A report by Which? magazine published today accuses banks and loan companies of using dubious sales practices and excessively high charges to boost their profits from Britain's 50 million credit card holders and loan holders.

The organisation highlights what it claims is a series of unacceptable practices - from high penalty charges for late payments to hard-selling insurance policies - which mean consumers are being exploited regardless of whether their plastic is gold, platinum or carries a novel design.

Which? is calling for measures to force the industry to end tactics such as unsolicited credit limit increases to end a boom in debt problems.

Malcolm Coles, the editor of the magazine, said: "The credit industry has an alarming number of tricks up its sleeve to wring every last penny it can out of its customers. "Lenders seem to have no qualm about persuading people to take on more debt than they can afford and they'll carry on doing it as long as they can get away with it.

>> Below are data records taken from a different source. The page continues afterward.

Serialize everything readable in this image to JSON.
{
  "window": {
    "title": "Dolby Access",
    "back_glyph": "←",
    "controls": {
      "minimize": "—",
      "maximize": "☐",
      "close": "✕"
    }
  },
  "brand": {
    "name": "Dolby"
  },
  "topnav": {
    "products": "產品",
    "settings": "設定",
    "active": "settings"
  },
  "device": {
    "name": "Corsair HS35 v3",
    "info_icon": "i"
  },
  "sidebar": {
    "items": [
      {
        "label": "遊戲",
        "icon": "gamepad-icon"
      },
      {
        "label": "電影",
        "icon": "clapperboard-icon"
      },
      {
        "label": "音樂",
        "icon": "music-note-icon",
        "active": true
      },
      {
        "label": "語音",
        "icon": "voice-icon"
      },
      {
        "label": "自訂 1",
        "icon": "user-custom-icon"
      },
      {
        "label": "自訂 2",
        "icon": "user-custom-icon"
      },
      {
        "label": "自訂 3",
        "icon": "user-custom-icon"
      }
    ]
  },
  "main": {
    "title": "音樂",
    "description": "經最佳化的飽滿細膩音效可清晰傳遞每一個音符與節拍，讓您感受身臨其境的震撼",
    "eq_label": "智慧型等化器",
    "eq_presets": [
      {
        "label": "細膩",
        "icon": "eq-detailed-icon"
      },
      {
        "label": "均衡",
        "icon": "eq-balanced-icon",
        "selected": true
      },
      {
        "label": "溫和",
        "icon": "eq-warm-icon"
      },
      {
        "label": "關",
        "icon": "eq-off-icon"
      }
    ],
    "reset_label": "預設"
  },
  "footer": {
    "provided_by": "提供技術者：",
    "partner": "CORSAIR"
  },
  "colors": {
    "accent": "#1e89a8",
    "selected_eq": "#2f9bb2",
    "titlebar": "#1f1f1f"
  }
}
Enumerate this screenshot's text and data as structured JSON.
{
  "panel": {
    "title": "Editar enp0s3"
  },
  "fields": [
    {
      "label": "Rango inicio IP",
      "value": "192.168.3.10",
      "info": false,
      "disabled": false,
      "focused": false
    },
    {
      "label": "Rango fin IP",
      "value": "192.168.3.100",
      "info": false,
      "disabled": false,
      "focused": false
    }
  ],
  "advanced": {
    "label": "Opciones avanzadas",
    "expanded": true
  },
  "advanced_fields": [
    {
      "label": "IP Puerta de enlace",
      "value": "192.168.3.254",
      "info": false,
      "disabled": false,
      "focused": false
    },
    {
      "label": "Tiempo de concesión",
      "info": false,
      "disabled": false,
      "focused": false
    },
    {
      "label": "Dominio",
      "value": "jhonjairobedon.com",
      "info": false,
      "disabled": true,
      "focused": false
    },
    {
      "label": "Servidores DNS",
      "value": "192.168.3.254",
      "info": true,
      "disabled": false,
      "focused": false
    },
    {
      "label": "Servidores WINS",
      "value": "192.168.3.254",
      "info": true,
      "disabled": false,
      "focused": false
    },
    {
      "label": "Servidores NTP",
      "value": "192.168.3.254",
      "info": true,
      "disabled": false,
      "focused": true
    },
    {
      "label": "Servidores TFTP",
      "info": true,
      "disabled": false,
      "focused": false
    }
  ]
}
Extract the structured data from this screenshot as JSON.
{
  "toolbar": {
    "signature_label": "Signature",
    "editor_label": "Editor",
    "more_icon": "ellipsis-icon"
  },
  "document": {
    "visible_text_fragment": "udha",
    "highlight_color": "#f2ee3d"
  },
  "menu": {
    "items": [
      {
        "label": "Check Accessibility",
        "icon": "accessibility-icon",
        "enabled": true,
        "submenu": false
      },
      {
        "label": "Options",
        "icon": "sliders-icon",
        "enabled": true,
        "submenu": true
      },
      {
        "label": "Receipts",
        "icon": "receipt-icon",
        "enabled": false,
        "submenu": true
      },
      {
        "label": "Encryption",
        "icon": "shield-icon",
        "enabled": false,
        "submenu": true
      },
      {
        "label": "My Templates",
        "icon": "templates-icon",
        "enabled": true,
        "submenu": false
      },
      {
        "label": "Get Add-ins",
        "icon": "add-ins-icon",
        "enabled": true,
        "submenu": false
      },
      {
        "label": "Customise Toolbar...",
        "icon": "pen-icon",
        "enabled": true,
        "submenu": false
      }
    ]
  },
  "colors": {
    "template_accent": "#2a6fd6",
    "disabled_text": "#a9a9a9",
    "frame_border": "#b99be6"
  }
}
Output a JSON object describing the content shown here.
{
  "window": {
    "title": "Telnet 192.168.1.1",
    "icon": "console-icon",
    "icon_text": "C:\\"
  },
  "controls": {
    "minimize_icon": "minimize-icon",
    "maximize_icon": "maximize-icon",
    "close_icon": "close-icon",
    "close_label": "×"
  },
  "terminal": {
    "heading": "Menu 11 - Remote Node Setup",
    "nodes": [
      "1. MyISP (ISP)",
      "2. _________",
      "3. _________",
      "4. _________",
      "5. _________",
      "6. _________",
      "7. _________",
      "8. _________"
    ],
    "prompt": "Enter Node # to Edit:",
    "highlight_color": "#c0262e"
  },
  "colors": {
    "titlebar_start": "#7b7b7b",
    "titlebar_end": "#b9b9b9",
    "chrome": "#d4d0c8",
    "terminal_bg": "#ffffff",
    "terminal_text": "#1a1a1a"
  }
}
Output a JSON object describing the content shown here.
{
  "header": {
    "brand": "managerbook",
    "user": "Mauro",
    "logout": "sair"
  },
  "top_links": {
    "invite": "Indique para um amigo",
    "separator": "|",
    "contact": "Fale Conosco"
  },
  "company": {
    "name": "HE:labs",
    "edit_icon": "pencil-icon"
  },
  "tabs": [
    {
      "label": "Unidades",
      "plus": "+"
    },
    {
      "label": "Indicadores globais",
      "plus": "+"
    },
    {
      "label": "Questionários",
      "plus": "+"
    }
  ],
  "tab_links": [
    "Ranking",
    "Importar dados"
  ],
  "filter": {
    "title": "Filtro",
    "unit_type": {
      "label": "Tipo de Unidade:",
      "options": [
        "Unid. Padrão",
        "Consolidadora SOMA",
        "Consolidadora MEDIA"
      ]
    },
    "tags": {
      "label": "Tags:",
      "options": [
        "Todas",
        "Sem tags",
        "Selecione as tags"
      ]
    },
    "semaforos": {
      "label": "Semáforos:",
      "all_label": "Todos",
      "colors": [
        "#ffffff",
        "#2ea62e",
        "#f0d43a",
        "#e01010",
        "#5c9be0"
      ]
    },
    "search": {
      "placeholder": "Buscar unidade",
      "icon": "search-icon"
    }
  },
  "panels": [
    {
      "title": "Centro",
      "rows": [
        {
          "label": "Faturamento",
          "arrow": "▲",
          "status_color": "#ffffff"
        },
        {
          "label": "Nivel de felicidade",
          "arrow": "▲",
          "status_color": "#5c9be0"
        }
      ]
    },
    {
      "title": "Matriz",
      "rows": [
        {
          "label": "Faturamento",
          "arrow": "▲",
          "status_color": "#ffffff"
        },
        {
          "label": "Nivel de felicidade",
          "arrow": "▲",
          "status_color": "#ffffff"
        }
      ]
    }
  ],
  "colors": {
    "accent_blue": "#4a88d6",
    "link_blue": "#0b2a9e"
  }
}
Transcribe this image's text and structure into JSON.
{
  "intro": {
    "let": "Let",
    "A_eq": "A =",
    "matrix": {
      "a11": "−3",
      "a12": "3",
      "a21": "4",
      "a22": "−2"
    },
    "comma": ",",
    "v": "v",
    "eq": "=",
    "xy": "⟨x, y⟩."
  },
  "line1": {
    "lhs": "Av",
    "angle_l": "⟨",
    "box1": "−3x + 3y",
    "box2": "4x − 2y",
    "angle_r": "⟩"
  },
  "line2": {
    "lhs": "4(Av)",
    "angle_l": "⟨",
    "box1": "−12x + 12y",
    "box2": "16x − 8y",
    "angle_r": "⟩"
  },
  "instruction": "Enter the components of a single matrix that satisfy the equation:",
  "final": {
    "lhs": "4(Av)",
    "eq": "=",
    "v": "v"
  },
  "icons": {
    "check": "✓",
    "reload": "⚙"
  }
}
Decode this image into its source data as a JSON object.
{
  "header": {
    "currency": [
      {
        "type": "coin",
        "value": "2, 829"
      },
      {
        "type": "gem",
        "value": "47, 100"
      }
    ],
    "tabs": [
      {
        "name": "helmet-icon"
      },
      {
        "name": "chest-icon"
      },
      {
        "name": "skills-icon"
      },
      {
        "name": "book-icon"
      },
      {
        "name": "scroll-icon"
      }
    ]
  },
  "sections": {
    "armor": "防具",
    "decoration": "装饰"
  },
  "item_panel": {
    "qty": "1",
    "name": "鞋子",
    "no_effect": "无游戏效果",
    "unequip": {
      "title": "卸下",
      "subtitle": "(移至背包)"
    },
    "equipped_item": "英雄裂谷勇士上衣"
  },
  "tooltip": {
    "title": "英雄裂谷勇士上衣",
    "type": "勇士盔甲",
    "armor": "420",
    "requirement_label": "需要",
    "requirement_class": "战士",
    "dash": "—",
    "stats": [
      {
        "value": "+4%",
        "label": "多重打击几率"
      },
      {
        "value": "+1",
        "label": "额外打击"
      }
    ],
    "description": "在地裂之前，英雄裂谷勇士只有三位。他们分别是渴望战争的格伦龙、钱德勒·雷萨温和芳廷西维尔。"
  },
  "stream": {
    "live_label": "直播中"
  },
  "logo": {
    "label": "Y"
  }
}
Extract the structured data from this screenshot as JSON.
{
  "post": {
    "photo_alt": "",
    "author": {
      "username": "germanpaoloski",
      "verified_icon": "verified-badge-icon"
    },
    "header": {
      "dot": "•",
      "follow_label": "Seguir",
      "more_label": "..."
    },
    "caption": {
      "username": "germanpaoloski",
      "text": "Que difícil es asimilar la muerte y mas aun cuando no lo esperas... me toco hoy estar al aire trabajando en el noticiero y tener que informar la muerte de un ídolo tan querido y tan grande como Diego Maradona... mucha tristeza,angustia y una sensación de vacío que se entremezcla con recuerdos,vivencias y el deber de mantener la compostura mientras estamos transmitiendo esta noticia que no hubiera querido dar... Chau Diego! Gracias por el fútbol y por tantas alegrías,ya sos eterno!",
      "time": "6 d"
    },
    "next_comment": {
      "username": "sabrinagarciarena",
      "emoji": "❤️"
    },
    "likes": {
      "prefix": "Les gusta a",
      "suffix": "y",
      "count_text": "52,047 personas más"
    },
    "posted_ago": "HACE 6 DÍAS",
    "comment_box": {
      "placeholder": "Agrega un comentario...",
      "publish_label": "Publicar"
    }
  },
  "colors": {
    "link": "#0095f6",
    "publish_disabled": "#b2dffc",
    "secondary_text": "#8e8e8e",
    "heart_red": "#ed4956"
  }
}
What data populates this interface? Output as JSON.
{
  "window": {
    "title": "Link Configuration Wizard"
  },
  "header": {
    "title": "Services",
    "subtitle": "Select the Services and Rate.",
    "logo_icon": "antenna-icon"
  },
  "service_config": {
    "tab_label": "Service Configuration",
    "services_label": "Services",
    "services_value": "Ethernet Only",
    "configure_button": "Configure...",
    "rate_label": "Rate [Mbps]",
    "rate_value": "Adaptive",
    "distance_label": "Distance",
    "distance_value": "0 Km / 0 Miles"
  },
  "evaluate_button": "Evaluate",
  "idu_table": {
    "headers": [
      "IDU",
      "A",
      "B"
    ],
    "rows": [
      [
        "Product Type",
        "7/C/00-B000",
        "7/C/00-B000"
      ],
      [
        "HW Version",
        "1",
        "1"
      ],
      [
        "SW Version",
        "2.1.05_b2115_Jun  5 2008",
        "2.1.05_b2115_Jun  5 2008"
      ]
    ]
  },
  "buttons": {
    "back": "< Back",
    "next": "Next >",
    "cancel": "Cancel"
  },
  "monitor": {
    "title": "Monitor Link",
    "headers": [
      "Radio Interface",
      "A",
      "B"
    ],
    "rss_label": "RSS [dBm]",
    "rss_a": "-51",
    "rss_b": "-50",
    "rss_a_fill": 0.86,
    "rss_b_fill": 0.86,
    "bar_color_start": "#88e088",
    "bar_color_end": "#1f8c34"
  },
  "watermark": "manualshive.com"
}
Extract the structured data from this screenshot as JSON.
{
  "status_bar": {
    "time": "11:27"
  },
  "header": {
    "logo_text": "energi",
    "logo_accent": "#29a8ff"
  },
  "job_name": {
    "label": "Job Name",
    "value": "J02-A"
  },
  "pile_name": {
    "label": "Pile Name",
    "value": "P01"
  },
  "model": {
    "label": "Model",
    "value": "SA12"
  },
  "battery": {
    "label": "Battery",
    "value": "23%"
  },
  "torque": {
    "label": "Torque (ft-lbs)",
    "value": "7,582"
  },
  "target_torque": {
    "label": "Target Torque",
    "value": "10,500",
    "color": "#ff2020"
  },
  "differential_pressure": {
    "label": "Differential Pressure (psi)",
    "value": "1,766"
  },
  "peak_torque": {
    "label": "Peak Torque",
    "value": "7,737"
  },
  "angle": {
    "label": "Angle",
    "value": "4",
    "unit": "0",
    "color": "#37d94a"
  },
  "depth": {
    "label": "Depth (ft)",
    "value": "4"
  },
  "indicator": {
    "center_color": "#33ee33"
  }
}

Plastic cards - both debit and credit - last week overtook cash as the nation's favourite form of payment. Personal debt now stands at £1trn in Britain, of which £180 bn is held on credit cards and personal loans.

The Citizens' Advice Bureau has reported a 74 per cent increase in the past seven years in people seeking its help with debt problems. The Which? study, which said it accepted customers found credit cards "convenient and popular", accused companies of finding ingenious ways of boosting their profits in a competitive environment.

It cites the charge of £20 to £25 made by most companies when a customer fails to make a payment or goes over their credit limit. A survey found one in four credit-card users received such a charge at least once last year, netting the industry an estimated £427m a year.

The report claims that the charges are excessive because letters informing customers of the penalty are generated automatically and the charge is added to the next month's bill.

It also criticises the selling of payment protection insurance (PPI) with personal loans, which is designed to meet monthly payments if the debtor can no longer work. Describing such policies as "expensive", offering limited cover and potentially "useless" for the self-employed, Which? found they were also not sold properly and represented poor value for money.

Researchers found that PPI was often included automatically on loan quotes and many companies failed to state that the non-compulsory insurance was included. Adding PPI to a £5,000 loan from one high street bank was found to cost £1,020 - almost as much as the interest charged on the loan itself.

The result, according to Which?, is that loan companies make an estimated £1bn a year in commission on the PPI policies. The report lists a catalogue of "sneaky tricks" which it claims are used by the credit industry to boost profit margins at when interest rates are low.

But the body representing credit card operators said the report was out of date and failed to explain the basis for some of its claims. The Association for Payment Clearing Services rejected the figure of £427m made from late payment fees, saying that the £20 to £25 charge reflected real administration costs from which companies were banned from making a profit.

A spokeswoman said: "This report makes no recognition of the development of summary boxes which set out upfront the costs of each card upfront."